<< Front page Commentary September 3, 2004

OCOPE needs more support

To the Editors:

I grew up in Oberlin and I’ve come to appreciate its progressive and liberal history. The College was the first to admit women and one of the first to admit African-Americans. Oberlin was active in anti-slavery issues and was a major link in the Underground Railroad.

I was accustomed to seeing openly gay students on campus. That was the Oberlin College I grew up with but it is not the Oberlin College of today. The College president and many on the Board of Trustees now want to model Oberlin College after large, heartless corporations.

Their actions lately have been more reminiscent of Enron than a progressive institution of higher learning. The College is now in the process of negotiating a new labor agreement with one of the unions on campus, the Oberlin College Office and Professional Employees (OCOPE). Even though the College is flush with capital it is insisting the employees pay a higher percentage of their health care costs in the new contract while not offering adequate pay increases to compensate this loss or even keep up with the average increase in the cost of living.

The College is demanding a clause in the contract to hike employee premiums at any time if health care costs go up. According to an interview with Nancy Dye, printed in the Nov. 21, 2003 issue of the Review, the College had a $300,000 surplus during the previous year due to lower-than-expected health care costs. This surplus went into the College’s general fund and was not applied to future employee health care benefits.
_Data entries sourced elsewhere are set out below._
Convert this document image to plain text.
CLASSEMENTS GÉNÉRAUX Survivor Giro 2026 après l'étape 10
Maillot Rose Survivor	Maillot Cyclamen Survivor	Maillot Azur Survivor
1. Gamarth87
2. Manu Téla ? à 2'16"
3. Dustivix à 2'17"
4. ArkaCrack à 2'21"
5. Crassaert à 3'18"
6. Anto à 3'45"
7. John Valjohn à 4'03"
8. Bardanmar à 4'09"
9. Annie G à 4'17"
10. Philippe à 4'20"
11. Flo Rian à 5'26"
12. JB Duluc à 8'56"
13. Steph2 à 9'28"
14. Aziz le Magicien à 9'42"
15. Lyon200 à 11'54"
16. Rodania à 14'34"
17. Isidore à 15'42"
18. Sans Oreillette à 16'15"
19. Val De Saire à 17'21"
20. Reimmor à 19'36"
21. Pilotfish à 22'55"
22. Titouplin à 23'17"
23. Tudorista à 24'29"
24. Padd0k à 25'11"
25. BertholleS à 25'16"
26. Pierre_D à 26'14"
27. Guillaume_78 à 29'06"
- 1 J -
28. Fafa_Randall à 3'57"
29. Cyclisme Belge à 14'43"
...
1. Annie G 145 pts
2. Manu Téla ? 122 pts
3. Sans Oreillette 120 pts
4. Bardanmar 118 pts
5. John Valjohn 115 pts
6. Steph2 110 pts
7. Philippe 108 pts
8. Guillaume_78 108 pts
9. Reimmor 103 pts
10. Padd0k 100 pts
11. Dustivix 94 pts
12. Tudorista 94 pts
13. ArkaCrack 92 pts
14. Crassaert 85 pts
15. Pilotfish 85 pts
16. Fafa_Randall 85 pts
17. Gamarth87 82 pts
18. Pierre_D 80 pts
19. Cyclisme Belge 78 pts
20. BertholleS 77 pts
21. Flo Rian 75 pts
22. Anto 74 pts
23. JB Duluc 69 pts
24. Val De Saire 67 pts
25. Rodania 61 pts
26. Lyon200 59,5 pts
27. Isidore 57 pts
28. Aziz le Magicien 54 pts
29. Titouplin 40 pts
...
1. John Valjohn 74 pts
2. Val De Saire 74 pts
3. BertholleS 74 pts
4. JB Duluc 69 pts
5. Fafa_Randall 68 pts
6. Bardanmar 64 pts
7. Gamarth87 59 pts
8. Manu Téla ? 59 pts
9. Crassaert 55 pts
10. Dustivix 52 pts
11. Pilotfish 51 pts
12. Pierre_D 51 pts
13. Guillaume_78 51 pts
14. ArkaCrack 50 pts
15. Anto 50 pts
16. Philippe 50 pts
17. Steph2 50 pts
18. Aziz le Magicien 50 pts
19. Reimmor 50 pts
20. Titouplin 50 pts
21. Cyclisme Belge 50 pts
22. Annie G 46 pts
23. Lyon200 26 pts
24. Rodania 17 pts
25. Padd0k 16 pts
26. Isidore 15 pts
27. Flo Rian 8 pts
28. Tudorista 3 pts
The College says that OCOPE members must share more in the costs, but is not willing to let them share in the fruits of their labors.

The union offered a $300,000 concession on healthcare costs but the College would not agree, saying employees’ spouses must get coverage from their employers regardless of the overall cost to these families. The College says the union must be “equitable” with the other groups on campus. Really?

The College will offer 20 percent tuition remission for OCOPE members’ children while everyone else on campus receives 50 percent for theirs. The OCOPE families make less money and are in more need of tuition assistance than the other groups, but they get less than half the benefit of everyone else; that does not sound equitable to me. At a conference in Cleveland, Oberlin College President Nancy Dye said, “Our children — all of our children — are our greatest resource. We need to figure out how to direct more of the colossal wealth now being created by this nation to our schools and our children.”

Nancy, I couldn’t agree more, especially the part where you say all of our children deserve this opportunity. How can you ask the families to sacrifice more when many of them are already working two jobs to make ends meet and some are nearly bankrupt from having a sick child and are getting slaughtered by sky high prescription costs that doubled last year? How can you ask families to not expect their pay to keep up with inflation after you were awarded a $1 million bonus by the Board of Trustees?

The College motto, “Learning and Labor,” is representative of the creed that learning and hard work can achieve great things. I just finished painting one of the rocks on Tappan Square, another proud Oberlin tradition. Two of the rocks had already been painted by college students who support the union in this fight. We added a quote from Sophocles: “Without labor, nothing prospers.”

The OCOPE union is providing the labor, it is up to the College to meet it with the prosperity that they deserve. I added a quote at the end, “families first.” That is something that is lost in the heartless corporate world and I hope I’m wrong about the mentality of the College president and the Board of Trustees. Because if the College can’t support the families that support the College, then Oberlin College has surely lost its way.